O recurso deve ser interposto no prazo de 5 dias úteis (artigo 35.º do Regimento do Conselho de
Justiça aprovado pela Direção da Federação Portuguesa de Futebol, em 18 de dezembro de 2014 e
de 29 de abril de 2015 e publicitado pelo Comunicado Oficial n.º 383, de 27 de maio de 2015).

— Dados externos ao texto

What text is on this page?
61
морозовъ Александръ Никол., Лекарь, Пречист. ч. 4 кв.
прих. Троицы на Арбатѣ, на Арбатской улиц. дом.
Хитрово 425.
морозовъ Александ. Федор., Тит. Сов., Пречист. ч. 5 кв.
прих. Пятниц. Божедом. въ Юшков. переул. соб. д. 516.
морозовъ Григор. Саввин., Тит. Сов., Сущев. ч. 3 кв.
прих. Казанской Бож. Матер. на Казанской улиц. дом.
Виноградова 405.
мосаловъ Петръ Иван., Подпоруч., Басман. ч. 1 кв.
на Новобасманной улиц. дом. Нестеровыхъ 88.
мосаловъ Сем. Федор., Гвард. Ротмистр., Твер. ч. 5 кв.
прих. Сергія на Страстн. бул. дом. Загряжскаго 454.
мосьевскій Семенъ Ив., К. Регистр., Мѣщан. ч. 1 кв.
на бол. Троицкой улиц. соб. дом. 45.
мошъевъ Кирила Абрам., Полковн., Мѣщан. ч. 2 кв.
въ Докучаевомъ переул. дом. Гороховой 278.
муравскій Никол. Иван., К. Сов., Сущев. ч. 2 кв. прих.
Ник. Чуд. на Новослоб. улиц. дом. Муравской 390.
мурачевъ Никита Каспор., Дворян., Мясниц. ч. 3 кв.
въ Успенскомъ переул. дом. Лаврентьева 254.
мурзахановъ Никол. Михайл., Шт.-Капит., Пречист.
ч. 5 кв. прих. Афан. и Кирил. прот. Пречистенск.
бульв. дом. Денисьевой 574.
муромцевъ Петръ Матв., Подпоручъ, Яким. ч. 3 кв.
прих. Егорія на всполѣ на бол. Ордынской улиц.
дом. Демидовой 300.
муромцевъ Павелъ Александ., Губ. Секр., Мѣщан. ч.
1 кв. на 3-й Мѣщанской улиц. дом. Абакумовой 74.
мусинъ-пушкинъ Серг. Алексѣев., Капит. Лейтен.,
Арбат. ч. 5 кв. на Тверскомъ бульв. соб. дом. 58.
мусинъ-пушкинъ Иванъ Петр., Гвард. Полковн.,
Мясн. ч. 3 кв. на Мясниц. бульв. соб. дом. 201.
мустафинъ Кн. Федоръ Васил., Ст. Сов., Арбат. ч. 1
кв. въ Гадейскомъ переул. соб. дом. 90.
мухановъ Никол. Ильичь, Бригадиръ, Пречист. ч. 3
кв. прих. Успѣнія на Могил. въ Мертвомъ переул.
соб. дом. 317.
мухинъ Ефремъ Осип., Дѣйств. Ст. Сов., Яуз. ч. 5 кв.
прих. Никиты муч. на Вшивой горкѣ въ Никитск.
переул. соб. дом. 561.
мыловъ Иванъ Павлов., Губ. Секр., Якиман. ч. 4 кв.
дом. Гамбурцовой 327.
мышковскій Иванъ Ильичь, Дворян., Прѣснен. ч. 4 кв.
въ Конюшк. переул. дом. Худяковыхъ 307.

Em conformidade com o artigo 4.º, n.ºs 1 e 3, da Lei do Tribunal Arbitral do Desporto (aprovada pelo
artigo 2.º da Lei n.º 74/2013 de 6 de setembro, que cria o Tribunal Arbitral do Desporto e aprova a
respetiva lei, na redação conferida pelo artigo 3.º da Lei n.º 33/2014 de 16 de junho - Primeira
alteração à Lei n.º 74/2013, de 6 de setembro, que cria o Tribunal Arbitral do Desporto e aprova a
respetiva lei), compete a esse tribunal conhecer, em via de recurso, das deliberações do Conselho de
Disciplina.
Exclui-se dessa competência, nos termos do n.º 6 do citado artigo, a resolução de questões
emergentes da aplicação das normas técnicas e disciplinares diretamente respeitantes à prática da
própria competição desportiva.
O recurso para o Tribunal Arbitral do Desporto deve ser interposto no prazo de 10 dias, contados da
notificação desta decisão (artigo 54.º, n. º2, da Lei do Tribunal Arbitral do Desporto).